Imaging plays a supporting role. A CT scan or chest X-ray helps rule out other structural issues and can quantify the degree of deformity. While the Haller index is widely used for pectus excavatum (the sunken version), pectus carinatum severity is often assessed clinically by measuring the pressure needed to flatten the protrusion. A lower pressure reading means the chest wall is more flexible and likely to respond to non-surgical treatment.
Bracing as First-Line Treatment
For most adolescents, a compressive chest brace is the first treatment offered. The brace looks like a lightweight vest with a firm pad that applies steady pressure to the protruding area, gradually reshaping the cartilage over months. It works best on growing teenagers whose cartilage is still pliable.

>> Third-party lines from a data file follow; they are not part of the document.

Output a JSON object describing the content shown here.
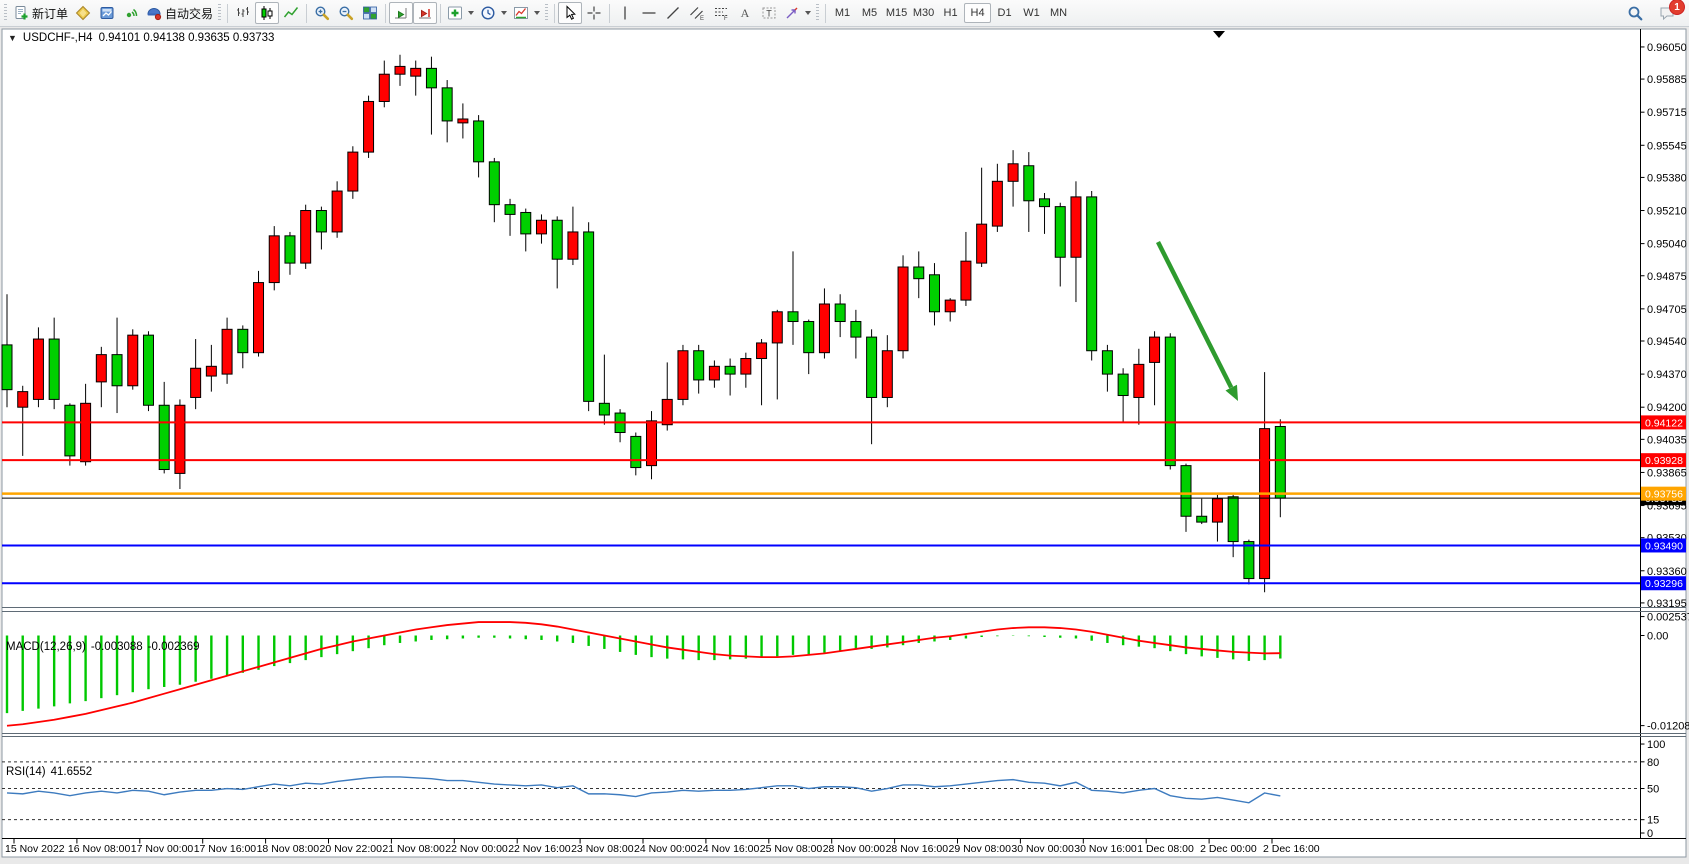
{
  "toolbar": {
    "new_order_label": "新订单",
    "auto_trading_label": "自动交易",
    "timeframe_buttons": [
      "M1",
      "M5",
      "M15",
      "M30",
      "H1",
      "H4",
      "D1",
      "W1",
      "MN"
    ],
    "active_timeframe": "H4",
    "notification_badge": "1"
  },
  "chart_header": {
    "symbol_period": "USDCHF-,H4",
    "ohlc_text": "0.94101 0.94138 0.93635 0.93733"
  },
  "indicators": {
    "macd": {
      "name": "MACD(12,26,9)",
      "value": "-0.003088",
      "signal_value": "-0.002369"
    },
    "rsi": {
      "name": "RSI(14)",
      "value": "41.6552"
    }
  },
  "chart_data": {
    "type": "candlestick",
    "symbol": "USDCHF",
    "timeframe": "H4",
    "last_ohlc": {
      "open": 0.94101,
      "high": 0.94138,
      "low": 0.93635,
      "close": 0.93733
    },
    "up_color": "#FF0000",
    "down_color": "#00D000",
    "price_range": {
      "top": 0.96137,
      "bottom": 0.93174
    },
    "macd_range": {
      "top": 0.00315,
      "bottom": -0.01307
    },
    "rsi_range": {
      "top": 107.9,
      "bottom": -5.6
    },
    "price_axis_ticks": [
      "0.96050",
      "0.95885",
      "0.95715",
      "0.95545",
      "0.95380",
      "0.95210",
      "0.95040",
      "0.94875",
      "0.94705",
      "0.94540",
      "0.94370",
      "0.94200",
      "0.94035",
      "0.93865",
      "0.93695",
      "0.93530",
      "0.93360",
      "0.93195"
    ],
    "time_axis_labels": [
      "15 Nov 2022",
      "16 Nov 08:00",
      "17 Nov 00:00",
      "17 Nov 16:00",
      "18 Nov 08:00",
      "20 Nov 22:00",
      "21 Nov 08:00",
      "22 Nov 00:00",
      "22 Nov 16:00",
      "23 Nov 08:00",
      "24 Nov 00:00",
      "24 Nov 16:00",
      "25 Nov 08:00",
      "28 Nov 00:00",
      "28 Nov 16:00",
      "29 Nov 08:00",
      "30 Nov 00:00",
      "30 Nov 16:00",
      "1 Dec 08:00",
      "2 Dec 00:00",
      "2 Dec 16:00"
    ],
    "hlines": [
      {
        "price": 0.94122,
        "label": "0.94122",
        "color": "#FF0000",
        "width": 2
      },
      {
        "price": 0.93928,
        "label": "0.93928",
        "color": "#FF0000",
        "width": 2
      },
      {
        "price": 0.93756,
        "label": "0.93756",
        "color": "#FFA500",
        "width": 2.5
      },
      {
        "price": 0.93733,
        "label": "0.93733",
        "color": "#000000",
        "width": 1,
        "current": true
      },
      {
        "price": 0.9349,
        "label": "0.93490",
        "color": "#0000FF",
        "width": 2
      },
      {
        "price": 0.93296,
        "label": "0.93296",
        "color": "#0000FF",
        "width": 2
      }
    ],
    "candles": [
      [
        0.9452,
        0.9478,
        0.942,
        0.9429
      ],
      [
        0.942,
        0.9431,
        0.9395,
        0.9428
      ],
      [
        0.9424,
        0.9461,
        0.942,
        0.9455
      ],
      [
        0.9455,
        0.9466,
        0.9419,
        0.9424
      ],
      [
        0.9421,
        0.9422,
        0.939,
        0.9395
      ],
      [
        0.9392,
        0.9432,
        0.939,
        0.9422
      ],
      [
        0.9433,
        0.9451,
        0.942,
        0.9447
      ],
      [
        0.9447,
        0.9466,
        0.9417,
        0.9431
      ],
      [
        0.9431,
        0.946,
        0.9429,
        0.9457
      ],
      [
        0.9457,
        0.9459,
        0.9418,
        0.9421
      ],
      [
        0.9421,
        0.9433,
        0.9386,
        0.9388
      ],
      [
        0.9386,
        0.9424,
        0.9378,
        0.9421
      ],
      [
        0.9425,
        0.9455,
        0.9419,
        0.944
      ],
      [
        0.9436,
        0.9452,
        0.9428,
        0.9441
      ],
      [
        0.9437,
        0.9466,
        0.9432,
        0.946
      ],
      [
        0.946,
        0.9462,
        0.944,
        0.9448
      ],
      [
        0.9448,
        0.949,
        0.9446,
        0.9484
      ],
      [
        0.9484,
        0.9513,
        0.948,
        0.9508
      ],
      [
        0.9508,
        0.951,
        0.9488,
        0.9494
      ],
      [
        0.9494,
        0.9524,
        0.9491,
        0.9521
      ],
      [
        0.9521,
        0.9523,
        0.9501,
        0.951
      ],
      [
        0.951,
        0.9536,
        0.9507,
        0.9531
      ],
      [
        0.9531,
        0.9554,
        0.9527,
        0.9551
      ],
      [
        0.9551,
        0.958,
        0.9548,
        0.9577
      ],
      [
        0.9577,
        0.9598,
        0.9574,
        0.9591
      ],
      [
        0.9591,
        0.9601,
        0.9585,
        0.9595
      ],
      [
        0.959,
        0.9598,
        0.958,
        0.9594
      ],
      [
        0.9594,
        0.96,
        0.956,
        0.9584
      ],
      [
        0.9584,
        0.9588,
        0.9556,
        0.9567
      ],
      [
        0.9566,
        0.9576,
        0.9558,
        0.9568
      ],
      [
        0.9567,
        0.957,
        0.9538,
        0.9546
      ],
      [
        0.9546,
        0.9548,
        0.9515,
        0.9524
      ],
      [
        0.9524,
        0.9527,
        0.9508,
        0.9519
      ],
      [
        0.952,
        0.9522,
        0.95,
        0.9509
      ],
      [
        0.9509,
        0.9519,
        0.9504,
        0.9516
      ],
      [
        0.9516,
        0.9518,
        0.9481,
        0.9496
      ],
      [
        0.9496,
        0.9523,
        0.9493,
        0.951
      ],
      [
        0.951,
        0.9515,
        0.9418,
        0.9423
      ],
      [
        0.9422,
        0.9447,
        0.9411,
        0.9416
      ],
      [
        0.9417,
        0.9419,
        0.9402,
        0.9407
      ],
      [
        0.9405,
        0.9407,
        0.9385,
        0.9389
      ],
      [
        0.939,
        0.9418,
        0.9383,
        0.9413
      ],
      [
        0.9411,
        0.9443,
        0.9408,
        0.9424
      ],
      [
        0.9424,
        0.9452,
        0.9421,
        0.9449
      ],
      [
        0.9449,
        0.9452,
        0.9427,
        0.9434
      ],
      [
        0.9434,
        0.9444,
        0.943,
        0.9441
      ],
      [
        0.9441,
        0.9445,
        0.9426,
        0.9437
      ],
      [
        0.9437,
        0.9448,
        0.943,
        0.9445
      ],
      [
        0.9445,
        0.9455,
        0.9421,
        0.9453
      ],
      [
        0.9453,
        0.947,
        0.9424,
        0.9469
      ],
      [
        0.9469,
        0.95,
        0.9452,
        0.9464
      ],
      [
        0.9464,
        0.9465,
        0.9437,
        0.9448
      ],
      [
        0.9448,
        0.9481,
        0.9445,
        0.9473
      ],
      [
        0.9473,
        0.9478,
        0.9456,
        0.9464
      ],
      [
        0.9464,
        0.947,
        0.9445,
        0.9456
      ],
      [
        0.9456,
        0.946,
        0.9401,
        0.9425
      ],
      [
        0.9425,
        0.9457,
        0.942,
        0.9449
      ],
      [
        0.9449,
        0.9498,
        0.9445,
        0.9492
      ],
      [
        0.9492,
        0.95,
        0.9476,
        0.9486
      ],
      [
        0.9488,
        0.9494,
        0.9462,
        0.9469
      ],
      [
        0.9469,
        0.9476,
        0.9464,
        0.9475
      ],
      [
        0.9475,
        0.951,
        0.9472,
        0.9495
      ],
      [
        0.9494,
        0.9543,
        0.9492,
        0.9514
      ],
      [
        0.9513,
        0.9545,
        0.951,
        0.9536
      ],
      [
        0.9536,
        0.9552,
        0.9523,
        0.9545
      ],
      [
        0.9544,
        0.9551,
        0.951,
        0.9526
      ],
      [
        0.9527,
        0.953,
        0.9509,
        0.9523
      ],
      [
        0.9523,
        0.9525,
        0.9482,
        0.9497
      ],
      [
        0.9497,
        0.9536,
        0.9474,
        0.9528
      ],
      [
        0.9528,
        0.9531,
        0.9444,
        0.9449
      ],
      [
        0.9449,
        0.9452,
        0.9428,
        0.9437
      ],
      [
        0.9437,
        0.944,
        0.9412,
        0.9426
      ],
      [
        0.9425,
        0.945,
        0.9411,
        0.9442
      ],
      [
        0.9443,
        0.9459,
        0.9421,
        0.9456
      ],
      [
        0.9456,
        0.9458,
        0.9388,
        0.939
      ],
      [
        0.939,
        0.9391,
        0.9356,
        0.9364
      ],
      [
        0.9364,
        0.9373,
        0.936,
        0.9361
      ],
      [
        0.9361,
        0.9375,
        0.9351,
        0.9373
      ],
      [
        0.9374,
        0.9375,
        0.9343,
        0.9351
      ],
      [
        0.9351,
        0.9352,
        0.9329,
        0.9332
      ],
      [
        0.9332,
        0.9438,
        0.9325,
        0.9409
      ],
      [
        0.94101,
        0.94138,
        0.93635,
        0.93733
      ]
    ],
    "macd": {
      "params": "12,26,9",
      "hist_color": "#00C800",
      "signal_color": "#FF0000",
      "axis_labels": [
        "0.002537",
        "0.00",
        "-0.01208"
      ],
      "histogram": [
        -0.0104,
        -0.0101,
        -0.0098,
        -0.0095,
        -0.0091,
        -0.0088,
        -0.0084,
        -0.008,
        -0.0076,
        -0.0072,
        -0.0069,
        -0.0066,
        -0.0062,
        -0.0058,
        -0.0054,
        -0.005,
        -0.0046,
        -0.0041,
        -0.0037,
        -0.0033,
        -0.0029,
        -0.0025,
        -0.0021,
        -0.0017,
        -0.0013,
        -0.001,
        -0.0008,
        -0.0006,
        -0.0005,
        -0.0004,
        -0.0003,
        -0.0003,
        -0.0004,
        -0.0005,
        -0.0006,
        -0.0008,
        -0.001,
        -0.0014,
        -0.0018,
        -0.0022,
        -0.0026,
        -0.0029,
        -0.0031,
        -0.0032,
        -0.0033,
        -0.0033,
        -0.0032,
        -0.0031,
        -0.003,
        -0.0028,
        -0.0026,
        -0.0025,
        -0.0023,
        -0.0021,
        -0.0019,
        -0.0018,
        -0.0016,
        -0.0013,
        -0.001,
        -0.0008,
        -0.0006,
        -0.0004,
        -0.0002,
        -0.0001,
        -5e-05,
        -0.0001,
        -0.0002,
        -0.0003,
        -0.0004,
        -0.0007,
        -0.001,
        -0.0013,
        -0.0015,
        -0.0017,
        -0.0021,
        -0.0025,
        -0.0028,
        -0.003,
        -0.0032,
        -0.0034,
        -0.0033,
        -0.003088
      ],
      "signal": [
        -0.0121,
        -0.0119,
        -0.0116,
        -0.0113,
        -0.0109,
        -0.0105,
        -0.01,
        -0.0095,
        -0.009,
        -0.0084,
        -0.0078,
        -0.0072,
        -0.0066,
        -0.006,
        -0.0054,
        -0.0048,
        -0.0042,
        -0.0036,
        -0.003,
        -0.0024,
        -0.0018,
        -0.0013,
        -0.0008,
        -0.0004,
        0.0,
        0.0004,
        0.0008,
        0.0011,
        0.0014,
        0.0016,
        0.0018,
        0.0018,
        0.0018,
        0.0017,
        0.0015,
        0.0012,
        0.0008,
        0.0004,
        0.0,
        -0.0004,
        -0.0008,
        -0.0012,
        -0.0016,
        -0.0019,
        -0.0022,
        -0.0025,
        -0.0027,
        -0.0028,
        -0.0029,
        -0.0029,
        -0.0028,
        -0.0026,
        -0.0024,
        -0.0021,
        -0.0018,
        -0.0015,
        -0.0012,
        -0.0009,
        -0.0006,
        -0.0003,
        -0.0001,
        0.0002,
        0.0005,
        0.0008,
        0.001,
        0.0011,
        0.0011,
        0.001,
        0.0008,
        0.0005,
        0.0001,
        -0.0003,
        -0.0007,
        -0.001,
        -0.0013,
        -0.0016,
        -0.0018,
        -0.002,
        -0.0022,
        -0.0023,
        -0.0024,
        -0.002369
      ]
    },
    "rsi": {
      "period": 14,
      "color": "#3D7BBF",
      "levels": [
        100,
        80,
        50,
        15,
        0
      ],
      "dashed_levels": [
        80,
        50,
        15
      ],
      "values": [
        45,
        44,
        47,
        45,
        42,
        45,
        47,
        45,
        48,
        47,
        43,
        46,
        48,
        48,
        50,
        49,
        52,
        55,
        53,
        56,
        55,
        58,
        60,
        62,
        63,
        63,
        62,
        61,
        59,
        59,
        57,
        55,
        54,
        53,
        54,
        51,
        53,
        44,
        44,
        43,
        41,
        45,
        46,
        48,
        47,
        48,
        48,
        49,
        51,
        53,
        53,
        50,
        52,
        52,
        51,
        47,
        50,
        54,
        54,
        52,
        53,
        55,
        57,
        59,
        60,
        57,
        56,
        53,
        57,
        48,
        47,
        45,
        48,
        50,
        42,
        39,
        38,
        40,
        37,
        34,
        45,
        41.6552
      ]
    },
    "annotations": [
      {
        "type": "arrow",
        "from": [
          1158,
          242
        ],
        "to": [
          1238,
          401
        ],
        "color": "#2E9B2E"
      }
    ]
  }
}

The catch is that results depend heavily on how many hours per day the brace is actually worn. In one clinical study, patients who wore the brace 15 or more hours daily achieved complete correction 39% of the time, with another 28% seeing significant improvement at 8 to 15 hours per day. Those who wore it fewer than 8 hours daily saw minimal improvement or no change at all. Most treatment protocols recommend 15 to 24 hours of daily wear, removing the brace only for sports, bathing, or swimming.
Timing also matters. Patients who start bracing before their growth plates are nearly closed (before late puberty) respond roughly twice as fast as those who begin later, achieving correction in about four months compared to eight. Continuing to wear the brace until skeletal maturity, even after the chest looks corrected, helps prevent the deformity from returning. Bracing becomes much less effective in adults whose cartilage has fully hardened.
When Surgery Is Needed
Surgery is reserved for people whose deformity doesn’t respond to bracing, who can’t tolerate long-term brace wear, or who have a rigid chest wall that won’t flatten under pressure. Two main surgical approaches exist.
The older technique, called the Ravitch procedure, is an open surgery where the surgeon removes strips of the overgrown cartilage and repositions the breastbone. It’s effective but involves a larger incision and a longer recovery. The newer Abramson procedure, introduced in 2005, is minimally invasive. A curved steel bar is placed over the sternum and anchored to the ribs, pressing the breastbone inward. Most patients go home within four days, with hospital stays ranging from two to six days. The bar stays in place for two to three years before being removed in a second, shorter procedure.
The Abramson technique has gained popularity because it avoids cartilage removal, leaves a smaller scar, and produces strong cosmetic results. A 20-year review of pectus surgeries found the main complications to be wound infection and bleeding, which are generally manageable. The recurrence rate across all surgical approaches was about 10% over an average follow-up of nearly nine years. No specific risk factors predicted who would experience a recurrence.
Living With Pectus Carinatum
The psychological impact of pectus carinatum is often underestimated. Teenagers frequently avoid activities that require removing their shirt, like swimming or team sports in locker room settings. Treatment decisions often weigh cosmetic and emotional concerns as heavily as physical ones, and that’s entirely reasonable.
For people with mild cases who choose not to pursue treatment, the deformity itself is not dangerous. It doesn’t worsen after skeletal maturity, and significant cardiac or pulmonary complications are rare in isolated pectus carinatum without an underlying connective tissue disorder. Exercise is safe and encouraged. Strength training that targets the chest muscles won’t correct the bone structure, but it can improve the overall appearance of the chest wall and build confidence.